岩波新書の書評(463)向井和美「読書会という幸福」

岩波新書の赤、向井和美「読書会という幸福」(2022年)は、翻訳家であり学校図書館の司書も務めているという著者が、読書会の良さ(「読書会という幸福」)や読書会が成功する進め方(「読書会を成功させるためのヒント」)らを、自身の経験から読み手に伝えるものだ。ただ本書のカバーに付いている帯の文章が尋常ではない。相当に物騒である。以下のように。

「わたしがこれまで人を殺さずにいられたのは、本があったから、そして読書会があったからだと言ってよいかもしれない」

仮に著者が大変な読書好きで読書会が自身にとって相当に大切なものであって、そのことを「私が人を殺す」とか「私が死ぬ」などのたとえを使って読者に強く効果的に伝えたいと思ったとしても、また本当に当人が大変な読書好きで本に自分の人生が救われて、結果「私が人を殺さずにすんだ」経験が実際にあったからといって、「私が読書好きで読書会が私に幸福をもたらすこと」を「私が人を殺す」とか「私が死ぬ」などの人間の死に引きつけて軽率に語ってはいけない。「わたしがこれまで人を殺さずにいられたのは、本があったから、そして読書会があったから」などと安易に言ってはいけない。「人を殺す」とか物騒で非常識である。これだけで良識ある善良な読者は確実に引く。この人が主宰や参加の読書会にふざけ半分で冷やかしで出席したら、私のような不真面目な参加者は著者の逆鱗(げきりん)に触れ、殺されそうである(苦笑)。恐怖、この上ない。

私は、岩波新書「読書会という幸福」を最初に書店店頭で見た時、自分の目を疑った。思わず固まった。「わたしがこれまで人を殺さずにいられたのは」云々の帯文句だけで著者の本の読み手(ないしは書き手)としての力量の程度が分かるというものである。

私も大学生の頃、「読書会」のようなもの、輪読会や研究会に定期的に出て課題書籍を皆で読み、感想や意見を言い合っていたことがあった。そこでのあまり良い思い出はない。「読書会」のような皆で本を読み合う会では、参加者が皆の耳目を集めるために、あえて飛躍した新奇な読みの解釈を人前で披露して人々の注目を自身に集めたり、他の人よりも自分の読みの深さや広さを暗に誇ったり競ったりで、そうした会での参加者同士のかけひきに疲弊し、うんざりした経験があった。また、感想・意見にてよい評価や共感を他の参加者から引き出したいがために、読書会参加者が結局は模範的で無難な余所行(よそゆき)の読みに終始する残念な結果になってしまうことも、実際よくある。

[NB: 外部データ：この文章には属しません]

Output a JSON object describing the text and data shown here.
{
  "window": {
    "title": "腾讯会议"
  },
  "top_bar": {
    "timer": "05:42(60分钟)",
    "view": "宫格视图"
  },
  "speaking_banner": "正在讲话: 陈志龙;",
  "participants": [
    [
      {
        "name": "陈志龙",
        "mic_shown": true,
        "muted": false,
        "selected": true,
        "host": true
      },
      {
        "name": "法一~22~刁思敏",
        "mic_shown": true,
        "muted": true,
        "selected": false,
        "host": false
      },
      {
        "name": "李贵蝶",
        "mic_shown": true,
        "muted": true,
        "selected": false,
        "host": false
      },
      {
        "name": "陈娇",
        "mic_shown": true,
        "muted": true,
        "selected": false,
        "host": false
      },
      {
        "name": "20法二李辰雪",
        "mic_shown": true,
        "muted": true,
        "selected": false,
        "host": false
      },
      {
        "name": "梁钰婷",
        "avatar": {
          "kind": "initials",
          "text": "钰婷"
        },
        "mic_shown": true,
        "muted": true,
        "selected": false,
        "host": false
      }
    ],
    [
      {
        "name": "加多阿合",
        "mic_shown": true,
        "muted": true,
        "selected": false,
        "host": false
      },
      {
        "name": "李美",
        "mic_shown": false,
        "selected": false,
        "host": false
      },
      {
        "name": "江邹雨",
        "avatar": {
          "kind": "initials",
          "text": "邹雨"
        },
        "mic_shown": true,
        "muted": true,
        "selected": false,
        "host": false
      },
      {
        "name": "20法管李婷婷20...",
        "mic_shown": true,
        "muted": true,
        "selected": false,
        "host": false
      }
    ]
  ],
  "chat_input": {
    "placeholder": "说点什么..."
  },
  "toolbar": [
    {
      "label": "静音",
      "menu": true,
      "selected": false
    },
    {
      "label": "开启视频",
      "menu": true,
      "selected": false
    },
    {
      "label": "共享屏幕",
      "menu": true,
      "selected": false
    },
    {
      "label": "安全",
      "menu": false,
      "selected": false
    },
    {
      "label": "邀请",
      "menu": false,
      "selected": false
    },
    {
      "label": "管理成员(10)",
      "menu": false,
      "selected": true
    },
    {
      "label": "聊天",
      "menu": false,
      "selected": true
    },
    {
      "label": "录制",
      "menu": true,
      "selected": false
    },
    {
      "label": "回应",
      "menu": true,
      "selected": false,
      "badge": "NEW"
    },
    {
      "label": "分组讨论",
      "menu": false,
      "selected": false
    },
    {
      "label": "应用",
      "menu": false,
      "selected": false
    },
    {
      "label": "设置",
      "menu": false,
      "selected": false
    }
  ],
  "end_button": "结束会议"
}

こうした読書会での弊害は、同じ岩波新書でいえば内田義彦「読書と社会科学」(1985年)ですでに「読書会の難しさ」として指摘されていた。読書会など大勢で書籍を読む会合では、「本に対して読む」というよりは「他人に対して読んでしまう」。読書会へ参加する前提で本を読んでしまうと、他人に通じやすい「他人向き」の「耳障(みみざわ)りのよい」会合発言に向かって本を読む悪い癖がついてしまうので良くないという趣旨である。岩波新書「読書と社会科学」で内田義彦がいうように、「読書とは一人でやる孤独な営み」だ。ゆえに読書会を介して読書を安易に他人と共有してはいけない。

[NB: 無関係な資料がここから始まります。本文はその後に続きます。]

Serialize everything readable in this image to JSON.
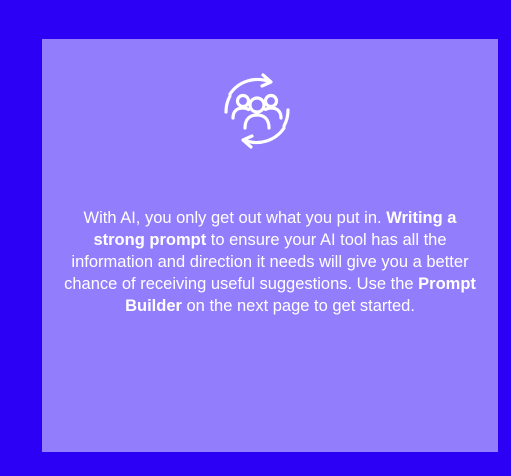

私も内田義彦と同様、本を読む読書という行為をいたずらに他人と共有したくない。大学卒業以降、私は「読書会」に参加した経験がない。本は自分の中で完結して、自身で独立して読みたい。私は本を独りで読む。読書に関し、その行為を安易に他者とは共有したくないのである。「私が日々、何の本を読んでいるか」とか、「私がどういう本が好きで私の愛読書は何なのか」とか、「私が匿名(アメジロー)で書評ブログをやっていること」など、私の家族や知り合いの人は誰も知らない。読書に関して、その行為や本から得た知識や自分の感動を私は安易に他者と共有したくない。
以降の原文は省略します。